UC providers know that presence technology is waiting to be standardized and “federated” outside of enterprise organizations to maximize the in real-time business communications. However, asynchronous text messaging is becoming more practical for most business processes. This trend is accelerating due to the rapid adoption of mobile multi-modal devices, immediate message notification, SMS, “push” email delivery, and the recipient’s independent control over message retrieval and response through unified messaging (UM) capabilities.
While hosted UC services are practical for SMB’s, there was no mention of the powerful role UM plays in UC enabling contact recipients to dynamically retrieve and selectively respond to either text or messages in any way they needed to, regardless of how the message was originated. Such flexibility is key to minimizing “human latency” and business process efficiency, especially when people are not available for real-time connections. Today’s business communication needs all contact options, real-time and asynchronous, to be interface independent. It is important that end users initiate and respond to contacts as their work circumstances and time priorities permit.
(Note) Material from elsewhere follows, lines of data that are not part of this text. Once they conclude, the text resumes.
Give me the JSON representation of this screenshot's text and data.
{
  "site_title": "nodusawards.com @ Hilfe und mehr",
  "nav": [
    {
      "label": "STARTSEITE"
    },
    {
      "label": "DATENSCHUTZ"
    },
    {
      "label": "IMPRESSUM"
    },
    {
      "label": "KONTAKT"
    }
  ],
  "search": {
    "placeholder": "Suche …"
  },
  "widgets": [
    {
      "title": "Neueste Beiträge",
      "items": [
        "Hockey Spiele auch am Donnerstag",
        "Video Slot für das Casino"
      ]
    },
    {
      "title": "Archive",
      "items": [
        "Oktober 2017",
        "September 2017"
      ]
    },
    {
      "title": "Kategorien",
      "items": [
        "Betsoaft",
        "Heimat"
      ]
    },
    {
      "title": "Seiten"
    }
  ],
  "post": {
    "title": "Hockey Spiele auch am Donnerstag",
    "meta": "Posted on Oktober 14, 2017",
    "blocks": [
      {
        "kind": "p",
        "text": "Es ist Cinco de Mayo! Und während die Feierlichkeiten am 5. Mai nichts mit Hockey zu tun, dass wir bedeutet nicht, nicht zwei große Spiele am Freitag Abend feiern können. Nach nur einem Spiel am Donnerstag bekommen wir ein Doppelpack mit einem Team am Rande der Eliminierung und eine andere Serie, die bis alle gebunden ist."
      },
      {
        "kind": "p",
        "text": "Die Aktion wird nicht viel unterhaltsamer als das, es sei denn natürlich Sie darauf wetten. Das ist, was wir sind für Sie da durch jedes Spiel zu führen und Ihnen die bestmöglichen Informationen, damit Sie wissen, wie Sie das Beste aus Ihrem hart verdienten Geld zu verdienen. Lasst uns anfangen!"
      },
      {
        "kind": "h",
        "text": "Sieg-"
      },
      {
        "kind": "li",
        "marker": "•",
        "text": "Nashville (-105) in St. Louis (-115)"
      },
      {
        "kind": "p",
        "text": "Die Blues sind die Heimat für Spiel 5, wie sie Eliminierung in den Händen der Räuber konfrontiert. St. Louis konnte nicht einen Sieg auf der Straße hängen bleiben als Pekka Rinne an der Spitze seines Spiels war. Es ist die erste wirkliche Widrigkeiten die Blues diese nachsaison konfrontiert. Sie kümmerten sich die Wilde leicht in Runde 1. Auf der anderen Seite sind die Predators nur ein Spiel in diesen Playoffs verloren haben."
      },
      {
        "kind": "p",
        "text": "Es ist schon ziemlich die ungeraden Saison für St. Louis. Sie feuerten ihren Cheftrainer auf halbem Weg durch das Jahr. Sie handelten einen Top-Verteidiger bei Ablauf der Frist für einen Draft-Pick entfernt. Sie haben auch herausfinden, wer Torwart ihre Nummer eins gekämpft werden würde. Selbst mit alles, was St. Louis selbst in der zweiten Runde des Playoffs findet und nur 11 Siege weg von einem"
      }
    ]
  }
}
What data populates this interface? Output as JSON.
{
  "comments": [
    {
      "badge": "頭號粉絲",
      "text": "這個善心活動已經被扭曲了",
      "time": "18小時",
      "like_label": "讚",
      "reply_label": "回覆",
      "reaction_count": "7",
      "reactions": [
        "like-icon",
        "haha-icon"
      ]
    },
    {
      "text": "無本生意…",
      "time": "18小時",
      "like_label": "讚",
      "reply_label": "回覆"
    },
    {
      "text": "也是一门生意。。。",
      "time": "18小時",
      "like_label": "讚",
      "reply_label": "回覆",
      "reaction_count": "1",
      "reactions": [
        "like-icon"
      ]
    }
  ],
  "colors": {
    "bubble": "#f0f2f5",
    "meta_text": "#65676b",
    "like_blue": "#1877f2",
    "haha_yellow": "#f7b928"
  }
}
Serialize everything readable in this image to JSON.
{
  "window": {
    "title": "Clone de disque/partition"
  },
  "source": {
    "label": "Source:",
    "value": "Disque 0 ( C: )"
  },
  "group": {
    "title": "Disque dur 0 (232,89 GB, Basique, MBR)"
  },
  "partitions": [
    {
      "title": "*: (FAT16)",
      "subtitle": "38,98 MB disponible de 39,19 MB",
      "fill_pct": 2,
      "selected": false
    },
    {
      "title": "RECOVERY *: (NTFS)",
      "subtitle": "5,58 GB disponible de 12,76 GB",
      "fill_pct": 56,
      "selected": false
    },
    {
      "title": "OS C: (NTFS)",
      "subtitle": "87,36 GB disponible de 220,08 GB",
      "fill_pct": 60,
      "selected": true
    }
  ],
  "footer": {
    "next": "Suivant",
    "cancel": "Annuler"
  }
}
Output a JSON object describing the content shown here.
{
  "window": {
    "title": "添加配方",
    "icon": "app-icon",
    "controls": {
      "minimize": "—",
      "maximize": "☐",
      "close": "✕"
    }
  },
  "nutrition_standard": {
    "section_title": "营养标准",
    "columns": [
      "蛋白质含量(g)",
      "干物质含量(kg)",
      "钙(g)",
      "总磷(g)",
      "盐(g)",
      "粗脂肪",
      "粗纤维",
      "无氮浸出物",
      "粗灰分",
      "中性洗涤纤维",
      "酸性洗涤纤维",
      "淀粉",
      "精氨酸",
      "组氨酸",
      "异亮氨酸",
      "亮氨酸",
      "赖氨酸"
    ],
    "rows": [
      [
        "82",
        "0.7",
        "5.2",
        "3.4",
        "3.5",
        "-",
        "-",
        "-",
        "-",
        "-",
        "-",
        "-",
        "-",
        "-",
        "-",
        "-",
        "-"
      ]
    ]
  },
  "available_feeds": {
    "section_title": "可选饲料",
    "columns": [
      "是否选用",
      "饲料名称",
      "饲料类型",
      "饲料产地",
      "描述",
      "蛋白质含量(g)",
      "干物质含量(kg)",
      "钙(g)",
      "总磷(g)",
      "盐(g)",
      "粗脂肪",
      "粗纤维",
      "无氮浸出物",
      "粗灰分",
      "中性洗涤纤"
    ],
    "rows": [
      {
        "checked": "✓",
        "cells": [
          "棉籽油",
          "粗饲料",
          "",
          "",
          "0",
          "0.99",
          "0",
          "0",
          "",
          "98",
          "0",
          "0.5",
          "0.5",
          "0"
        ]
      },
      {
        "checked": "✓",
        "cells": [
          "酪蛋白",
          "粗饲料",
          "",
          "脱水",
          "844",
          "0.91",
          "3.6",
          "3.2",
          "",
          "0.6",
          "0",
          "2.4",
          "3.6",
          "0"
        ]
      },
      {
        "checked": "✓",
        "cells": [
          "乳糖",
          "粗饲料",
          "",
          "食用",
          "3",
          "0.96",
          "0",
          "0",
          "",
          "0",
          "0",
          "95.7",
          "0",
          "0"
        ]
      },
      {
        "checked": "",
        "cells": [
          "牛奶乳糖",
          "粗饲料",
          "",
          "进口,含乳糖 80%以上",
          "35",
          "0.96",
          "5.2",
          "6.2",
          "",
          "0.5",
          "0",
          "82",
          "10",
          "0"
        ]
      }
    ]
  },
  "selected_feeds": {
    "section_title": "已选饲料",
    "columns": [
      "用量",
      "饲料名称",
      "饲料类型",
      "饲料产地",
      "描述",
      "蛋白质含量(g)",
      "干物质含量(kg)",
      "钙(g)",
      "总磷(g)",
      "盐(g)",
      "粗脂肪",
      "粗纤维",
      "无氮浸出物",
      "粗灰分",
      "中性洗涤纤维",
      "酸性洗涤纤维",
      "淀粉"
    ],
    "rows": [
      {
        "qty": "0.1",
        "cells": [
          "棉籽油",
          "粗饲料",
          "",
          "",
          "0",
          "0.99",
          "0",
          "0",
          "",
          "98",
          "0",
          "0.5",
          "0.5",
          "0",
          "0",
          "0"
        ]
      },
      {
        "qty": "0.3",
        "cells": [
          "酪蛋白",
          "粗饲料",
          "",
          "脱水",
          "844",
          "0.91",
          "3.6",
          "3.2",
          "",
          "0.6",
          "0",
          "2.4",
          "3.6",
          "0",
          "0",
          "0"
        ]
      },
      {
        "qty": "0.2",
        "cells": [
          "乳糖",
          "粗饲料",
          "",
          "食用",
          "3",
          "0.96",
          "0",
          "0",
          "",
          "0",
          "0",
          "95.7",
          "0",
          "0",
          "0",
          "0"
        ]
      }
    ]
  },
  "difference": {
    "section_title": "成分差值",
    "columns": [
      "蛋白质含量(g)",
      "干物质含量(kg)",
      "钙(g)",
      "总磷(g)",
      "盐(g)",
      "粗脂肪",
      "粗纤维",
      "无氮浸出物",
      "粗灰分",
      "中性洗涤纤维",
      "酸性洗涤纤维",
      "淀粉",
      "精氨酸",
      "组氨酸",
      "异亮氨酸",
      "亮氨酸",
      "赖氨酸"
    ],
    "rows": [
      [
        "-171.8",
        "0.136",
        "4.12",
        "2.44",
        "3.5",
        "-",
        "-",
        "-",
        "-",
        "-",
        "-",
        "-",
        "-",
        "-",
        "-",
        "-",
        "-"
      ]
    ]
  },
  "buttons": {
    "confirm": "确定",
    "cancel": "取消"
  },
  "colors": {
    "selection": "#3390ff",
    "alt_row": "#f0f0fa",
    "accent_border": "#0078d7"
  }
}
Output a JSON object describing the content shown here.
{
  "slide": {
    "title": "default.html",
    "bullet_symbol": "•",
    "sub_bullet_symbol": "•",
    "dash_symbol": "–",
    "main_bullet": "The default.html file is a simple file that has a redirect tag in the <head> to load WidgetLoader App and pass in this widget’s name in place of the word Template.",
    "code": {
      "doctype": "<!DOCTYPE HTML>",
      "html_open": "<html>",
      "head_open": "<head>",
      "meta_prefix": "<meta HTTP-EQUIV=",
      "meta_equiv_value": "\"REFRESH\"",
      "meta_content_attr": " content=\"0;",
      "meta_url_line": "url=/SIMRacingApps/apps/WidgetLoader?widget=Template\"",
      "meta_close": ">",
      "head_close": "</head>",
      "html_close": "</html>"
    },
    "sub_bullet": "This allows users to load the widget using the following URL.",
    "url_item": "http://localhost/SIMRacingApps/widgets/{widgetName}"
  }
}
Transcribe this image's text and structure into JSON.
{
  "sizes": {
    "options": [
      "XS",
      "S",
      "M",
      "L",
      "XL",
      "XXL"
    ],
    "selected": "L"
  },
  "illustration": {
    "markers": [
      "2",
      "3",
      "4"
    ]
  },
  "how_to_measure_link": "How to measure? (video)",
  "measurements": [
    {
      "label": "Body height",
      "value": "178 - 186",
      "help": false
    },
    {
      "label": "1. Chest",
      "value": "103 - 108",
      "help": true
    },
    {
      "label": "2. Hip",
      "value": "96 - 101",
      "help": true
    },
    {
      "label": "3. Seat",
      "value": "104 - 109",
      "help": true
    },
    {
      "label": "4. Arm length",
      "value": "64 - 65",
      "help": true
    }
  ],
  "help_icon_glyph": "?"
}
UC’s power is its flexibility for all types of users using a variety of communication avenues. The exploitation of screen interfaces by the likes of Apple’s iPhone has set the stage for multimodal interfaces that can be controlled by end users to dynamically initiate and retrieve messaging contacts. With the availability of “click to connect,” asynchronous unified messaging can now exploit presence capabilities to efficiently shift into a real-time communication exchange. Jeff Cayer, group manager for voice at Verizon Business was right when he advocated for a more “expansive” UC, but didn’t go far enough when he failed to include UM as a key element of mobile UC for the business user marketplace in hosted service offerings.